The technology developed by state-run China National Nuclear Corp enables the country to re-use irradiated nuclear fuel, China Central Television said.
"China's proven uranium sources will last only 50 to 70 years, but this now changes to 3,000 years," said the report.
The development would be an important step forward in China's plans to increase the share of alternative power sources in its energy mix to reduce pollution and achieve energy security.

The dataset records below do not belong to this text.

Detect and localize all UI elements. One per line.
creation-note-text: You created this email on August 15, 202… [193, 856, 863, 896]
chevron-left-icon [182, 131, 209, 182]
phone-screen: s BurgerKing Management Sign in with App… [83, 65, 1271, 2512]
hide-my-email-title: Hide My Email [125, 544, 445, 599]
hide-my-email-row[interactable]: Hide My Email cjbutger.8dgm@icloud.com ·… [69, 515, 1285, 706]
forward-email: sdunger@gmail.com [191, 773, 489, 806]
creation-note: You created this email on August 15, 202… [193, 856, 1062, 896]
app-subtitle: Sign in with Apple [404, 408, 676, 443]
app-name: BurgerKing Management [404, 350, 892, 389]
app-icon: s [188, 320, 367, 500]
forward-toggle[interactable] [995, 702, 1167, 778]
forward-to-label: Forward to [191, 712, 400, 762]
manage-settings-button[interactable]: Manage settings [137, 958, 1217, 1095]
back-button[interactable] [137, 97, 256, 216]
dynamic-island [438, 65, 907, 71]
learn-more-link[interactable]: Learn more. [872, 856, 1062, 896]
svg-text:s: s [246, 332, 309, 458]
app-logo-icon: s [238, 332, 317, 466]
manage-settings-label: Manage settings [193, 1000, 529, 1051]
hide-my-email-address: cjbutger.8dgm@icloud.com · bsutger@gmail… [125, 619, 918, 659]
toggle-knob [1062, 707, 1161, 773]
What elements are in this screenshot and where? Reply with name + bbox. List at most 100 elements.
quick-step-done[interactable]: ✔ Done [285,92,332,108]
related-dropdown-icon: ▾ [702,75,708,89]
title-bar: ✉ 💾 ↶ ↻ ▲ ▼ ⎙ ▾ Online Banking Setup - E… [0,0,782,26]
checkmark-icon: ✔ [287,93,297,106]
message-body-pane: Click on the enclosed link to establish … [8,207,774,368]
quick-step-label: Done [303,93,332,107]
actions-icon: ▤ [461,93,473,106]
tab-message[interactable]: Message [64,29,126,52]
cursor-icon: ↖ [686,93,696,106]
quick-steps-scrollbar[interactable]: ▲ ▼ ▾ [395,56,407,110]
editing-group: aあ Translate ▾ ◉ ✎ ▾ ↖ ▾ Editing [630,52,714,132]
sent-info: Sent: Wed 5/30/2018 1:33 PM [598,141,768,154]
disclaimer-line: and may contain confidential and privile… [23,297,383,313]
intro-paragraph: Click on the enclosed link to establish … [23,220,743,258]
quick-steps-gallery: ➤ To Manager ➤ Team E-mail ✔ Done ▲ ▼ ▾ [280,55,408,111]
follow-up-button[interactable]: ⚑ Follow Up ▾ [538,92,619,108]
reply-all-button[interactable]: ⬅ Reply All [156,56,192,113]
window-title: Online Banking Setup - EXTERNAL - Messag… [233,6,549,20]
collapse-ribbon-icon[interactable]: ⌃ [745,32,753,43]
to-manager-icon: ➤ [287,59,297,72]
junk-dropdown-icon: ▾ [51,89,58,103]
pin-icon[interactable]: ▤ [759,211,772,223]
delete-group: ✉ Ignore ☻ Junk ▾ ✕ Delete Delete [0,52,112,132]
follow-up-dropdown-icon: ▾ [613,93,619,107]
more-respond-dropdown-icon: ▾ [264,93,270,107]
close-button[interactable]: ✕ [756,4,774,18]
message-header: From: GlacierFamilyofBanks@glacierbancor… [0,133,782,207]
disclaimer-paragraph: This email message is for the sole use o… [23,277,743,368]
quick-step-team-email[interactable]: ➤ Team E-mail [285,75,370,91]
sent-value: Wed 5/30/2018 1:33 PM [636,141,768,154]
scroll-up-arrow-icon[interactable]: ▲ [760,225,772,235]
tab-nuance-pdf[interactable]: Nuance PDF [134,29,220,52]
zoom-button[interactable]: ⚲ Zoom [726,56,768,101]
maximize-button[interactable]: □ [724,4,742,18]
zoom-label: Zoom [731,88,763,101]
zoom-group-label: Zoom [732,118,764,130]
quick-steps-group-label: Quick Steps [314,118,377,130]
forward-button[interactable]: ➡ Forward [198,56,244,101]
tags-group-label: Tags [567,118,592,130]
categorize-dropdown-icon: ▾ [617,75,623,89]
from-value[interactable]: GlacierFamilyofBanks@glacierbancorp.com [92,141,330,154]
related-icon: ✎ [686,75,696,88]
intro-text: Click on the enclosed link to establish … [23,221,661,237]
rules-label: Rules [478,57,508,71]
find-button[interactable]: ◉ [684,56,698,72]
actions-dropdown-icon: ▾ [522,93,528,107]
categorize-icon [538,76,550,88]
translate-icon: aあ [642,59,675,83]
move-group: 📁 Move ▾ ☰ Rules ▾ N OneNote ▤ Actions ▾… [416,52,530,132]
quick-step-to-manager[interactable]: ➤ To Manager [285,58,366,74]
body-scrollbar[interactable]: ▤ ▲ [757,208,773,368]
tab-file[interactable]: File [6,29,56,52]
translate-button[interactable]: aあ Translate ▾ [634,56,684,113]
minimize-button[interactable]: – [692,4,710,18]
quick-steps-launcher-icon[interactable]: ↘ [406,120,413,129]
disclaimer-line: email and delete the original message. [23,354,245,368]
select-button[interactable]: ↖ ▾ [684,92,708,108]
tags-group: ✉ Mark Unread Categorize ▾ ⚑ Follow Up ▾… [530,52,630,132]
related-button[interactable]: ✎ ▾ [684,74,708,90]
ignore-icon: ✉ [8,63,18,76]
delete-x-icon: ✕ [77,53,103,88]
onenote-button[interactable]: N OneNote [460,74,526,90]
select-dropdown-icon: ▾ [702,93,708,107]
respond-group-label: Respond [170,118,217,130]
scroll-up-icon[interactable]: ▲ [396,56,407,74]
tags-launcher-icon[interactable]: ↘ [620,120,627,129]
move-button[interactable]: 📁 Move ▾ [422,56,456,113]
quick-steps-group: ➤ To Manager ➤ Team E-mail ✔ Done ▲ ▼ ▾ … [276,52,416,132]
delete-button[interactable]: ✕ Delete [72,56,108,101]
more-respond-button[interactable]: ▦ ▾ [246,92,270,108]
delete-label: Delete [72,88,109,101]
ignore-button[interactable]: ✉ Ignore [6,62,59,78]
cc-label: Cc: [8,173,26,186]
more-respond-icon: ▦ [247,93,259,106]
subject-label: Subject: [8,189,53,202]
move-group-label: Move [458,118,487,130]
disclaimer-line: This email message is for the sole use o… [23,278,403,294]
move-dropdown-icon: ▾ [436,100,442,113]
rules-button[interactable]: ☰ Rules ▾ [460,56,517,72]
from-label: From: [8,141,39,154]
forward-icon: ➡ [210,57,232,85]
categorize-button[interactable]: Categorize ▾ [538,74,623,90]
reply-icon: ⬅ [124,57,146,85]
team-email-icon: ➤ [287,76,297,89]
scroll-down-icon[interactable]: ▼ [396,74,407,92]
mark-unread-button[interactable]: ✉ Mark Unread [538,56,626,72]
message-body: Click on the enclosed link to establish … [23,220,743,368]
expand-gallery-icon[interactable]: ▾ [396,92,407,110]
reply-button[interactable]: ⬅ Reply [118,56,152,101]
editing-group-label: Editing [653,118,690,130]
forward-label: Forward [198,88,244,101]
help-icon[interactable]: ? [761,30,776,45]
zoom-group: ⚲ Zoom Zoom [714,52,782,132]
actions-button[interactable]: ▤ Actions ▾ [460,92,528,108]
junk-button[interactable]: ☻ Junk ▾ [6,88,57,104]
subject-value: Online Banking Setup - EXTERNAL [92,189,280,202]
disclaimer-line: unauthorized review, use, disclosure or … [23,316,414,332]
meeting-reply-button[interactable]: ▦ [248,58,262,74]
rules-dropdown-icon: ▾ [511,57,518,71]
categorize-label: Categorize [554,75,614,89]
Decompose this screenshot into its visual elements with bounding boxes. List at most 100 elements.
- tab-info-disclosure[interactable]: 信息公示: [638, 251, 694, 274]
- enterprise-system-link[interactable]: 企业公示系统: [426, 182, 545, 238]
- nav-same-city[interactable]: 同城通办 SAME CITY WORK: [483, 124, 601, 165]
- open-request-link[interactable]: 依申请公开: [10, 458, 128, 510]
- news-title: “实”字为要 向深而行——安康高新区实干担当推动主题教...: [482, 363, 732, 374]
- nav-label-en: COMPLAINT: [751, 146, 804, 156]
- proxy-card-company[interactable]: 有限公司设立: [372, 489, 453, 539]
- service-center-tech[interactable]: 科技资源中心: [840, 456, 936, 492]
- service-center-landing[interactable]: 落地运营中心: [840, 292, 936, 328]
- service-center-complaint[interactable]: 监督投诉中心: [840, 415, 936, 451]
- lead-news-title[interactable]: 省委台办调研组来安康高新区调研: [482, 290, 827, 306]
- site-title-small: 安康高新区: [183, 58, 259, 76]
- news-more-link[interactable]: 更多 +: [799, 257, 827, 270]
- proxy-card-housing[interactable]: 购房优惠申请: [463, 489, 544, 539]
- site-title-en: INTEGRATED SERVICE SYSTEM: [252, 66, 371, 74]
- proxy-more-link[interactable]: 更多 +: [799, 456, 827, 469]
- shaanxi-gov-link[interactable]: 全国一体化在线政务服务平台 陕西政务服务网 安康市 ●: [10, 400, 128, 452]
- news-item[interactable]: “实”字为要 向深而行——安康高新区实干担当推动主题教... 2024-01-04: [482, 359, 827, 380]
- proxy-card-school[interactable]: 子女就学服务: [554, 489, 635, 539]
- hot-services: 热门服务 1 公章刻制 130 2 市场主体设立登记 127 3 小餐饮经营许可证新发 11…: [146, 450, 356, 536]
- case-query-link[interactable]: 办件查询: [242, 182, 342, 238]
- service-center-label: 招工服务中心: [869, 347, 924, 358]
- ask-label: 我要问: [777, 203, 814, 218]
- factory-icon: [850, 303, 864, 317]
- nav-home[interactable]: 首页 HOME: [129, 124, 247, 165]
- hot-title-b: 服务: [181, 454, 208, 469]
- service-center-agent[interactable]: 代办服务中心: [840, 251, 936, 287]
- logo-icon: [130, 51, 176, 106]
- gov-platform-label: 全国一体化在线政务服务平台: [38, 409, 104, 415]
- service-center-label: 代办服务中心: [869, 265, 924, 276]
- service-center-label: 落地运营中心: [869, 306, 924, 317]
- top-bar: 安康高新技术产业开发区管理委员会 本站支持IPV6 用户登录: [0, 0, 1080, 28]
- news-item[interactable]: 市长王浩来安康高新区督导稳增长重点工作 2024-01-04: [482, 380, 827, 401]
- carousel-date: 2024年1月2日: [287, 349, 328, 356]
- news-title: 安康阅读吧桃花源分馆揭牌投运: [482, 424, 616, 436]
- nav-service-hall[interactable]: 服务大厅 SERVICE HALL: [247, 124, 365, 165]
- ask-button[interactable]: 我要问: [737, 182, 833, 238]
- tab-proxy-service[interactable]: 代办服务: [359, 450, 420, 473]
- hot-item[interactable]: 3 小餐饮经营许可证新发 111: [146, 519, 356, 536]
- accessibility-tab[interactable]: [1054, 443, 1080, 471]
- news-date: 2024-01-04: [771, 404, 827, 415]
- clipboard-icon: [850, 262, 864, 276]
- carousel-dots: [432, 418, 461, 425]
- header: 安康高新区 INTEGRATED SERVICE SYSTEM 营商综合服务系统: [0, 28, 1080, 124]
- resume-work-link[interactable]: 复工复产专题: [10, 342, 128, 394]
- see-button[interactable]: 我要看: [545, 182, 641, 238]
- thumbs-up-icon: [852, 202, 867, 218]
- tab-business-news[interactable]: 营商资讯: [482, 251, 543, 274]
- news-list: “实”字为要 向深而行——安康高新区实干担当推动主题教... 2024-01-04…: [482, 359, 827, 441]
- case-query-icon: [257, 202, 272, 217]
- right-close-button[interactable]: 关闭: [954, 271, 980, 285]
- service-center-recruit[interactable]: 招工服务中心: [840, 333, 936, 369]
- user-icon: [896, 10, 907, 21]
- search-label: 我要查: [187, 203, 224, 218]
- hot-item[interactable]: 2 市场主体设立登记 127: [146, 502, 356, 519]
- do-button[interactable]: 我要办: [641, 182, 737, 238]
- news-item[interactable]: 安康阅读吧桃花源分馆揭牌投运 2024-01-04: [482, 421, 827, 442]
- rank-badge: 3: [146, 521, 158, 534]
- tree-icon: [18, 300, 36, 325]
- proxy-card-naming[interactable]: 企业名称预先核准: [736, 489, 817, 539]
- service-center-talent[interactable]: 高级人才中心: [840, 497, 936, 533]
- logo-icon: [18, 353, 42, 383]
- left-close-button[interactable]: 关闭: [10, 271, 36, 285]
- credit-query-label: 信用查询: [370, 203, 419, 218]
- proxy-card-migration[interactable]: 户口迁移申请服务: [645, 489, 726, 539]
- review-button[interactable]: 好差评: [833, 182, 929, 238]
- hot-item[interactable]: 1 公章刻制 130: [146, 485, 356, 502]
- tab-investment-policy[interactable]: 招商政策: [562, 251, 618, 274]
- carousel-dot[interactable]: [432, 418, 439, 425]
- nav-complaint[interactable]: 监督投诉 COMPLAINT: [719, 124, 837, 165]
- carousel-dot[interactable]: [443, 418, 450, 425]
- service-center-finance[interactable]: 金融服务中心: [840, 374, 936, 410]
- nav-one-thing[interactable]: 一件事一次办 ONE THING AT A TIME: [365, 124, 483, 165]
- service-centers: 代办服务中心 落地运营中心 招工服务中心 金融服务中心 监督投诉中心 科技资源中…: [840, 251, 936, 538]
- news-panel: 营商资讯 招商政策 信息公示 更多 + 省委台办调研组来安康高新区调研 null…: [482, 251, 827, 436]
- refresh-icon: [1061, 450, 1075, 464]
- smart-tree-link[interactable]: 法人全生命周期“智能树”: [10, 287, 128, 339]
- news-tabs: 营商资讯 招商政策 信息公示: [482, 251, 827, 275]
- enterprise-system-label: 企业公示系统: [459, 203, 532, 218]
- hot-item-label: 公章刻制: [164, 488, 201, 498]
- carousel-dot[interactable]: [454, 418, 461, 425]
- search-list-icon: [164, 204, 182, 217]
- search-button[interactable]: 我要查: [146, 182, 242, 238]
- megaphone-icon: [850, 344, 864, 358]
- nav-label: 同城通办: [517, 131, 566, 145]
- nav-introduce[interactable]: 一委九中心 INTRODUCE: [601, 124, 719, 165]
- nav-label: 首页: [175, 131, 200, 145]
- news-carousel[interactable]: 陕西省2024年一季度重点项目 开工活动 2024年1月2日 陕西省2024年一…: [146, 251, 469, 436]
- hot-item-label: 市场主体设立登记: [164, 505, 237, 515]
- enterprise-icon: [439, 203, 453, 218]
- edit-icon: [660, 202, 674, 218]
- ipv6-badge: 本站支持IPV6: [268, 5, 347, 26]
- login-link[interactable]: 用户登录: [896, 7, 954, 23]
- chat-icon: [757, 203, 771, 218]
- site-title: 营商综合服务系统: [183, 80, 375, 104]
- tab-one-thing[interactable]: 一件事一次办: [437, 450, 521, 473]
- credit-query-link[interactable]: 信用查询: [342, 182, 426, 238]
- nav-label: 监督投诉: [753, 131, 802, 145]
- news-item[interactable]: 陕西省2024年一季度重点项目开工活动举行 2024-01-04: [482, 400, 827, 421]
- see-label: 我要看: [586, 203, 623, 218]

It has stepped up investment in nuclear power in an effort to slash carbon emissions and reduce the nation's heavy reliance on polluting coal, which accounts for 70 percent of its power needs.
China, now the world's second-largest economy after surpassing Japan in 2010, aims to get 15 percent of its power from renewable sources by 2020.
China aims to increase nuclear power capacity to 70-80 gigawatts by 2020, accounting for about five percent of the country's total installed power capacity, state press reports have said.
The government said previously the target was 40 gigawatts.
China currently produces around 750 tonnes of uranium a year but annual demand could rise to 20,000 tonnes a year by 2020 as it boosts nuclear power output, the China Daily newspaper has said.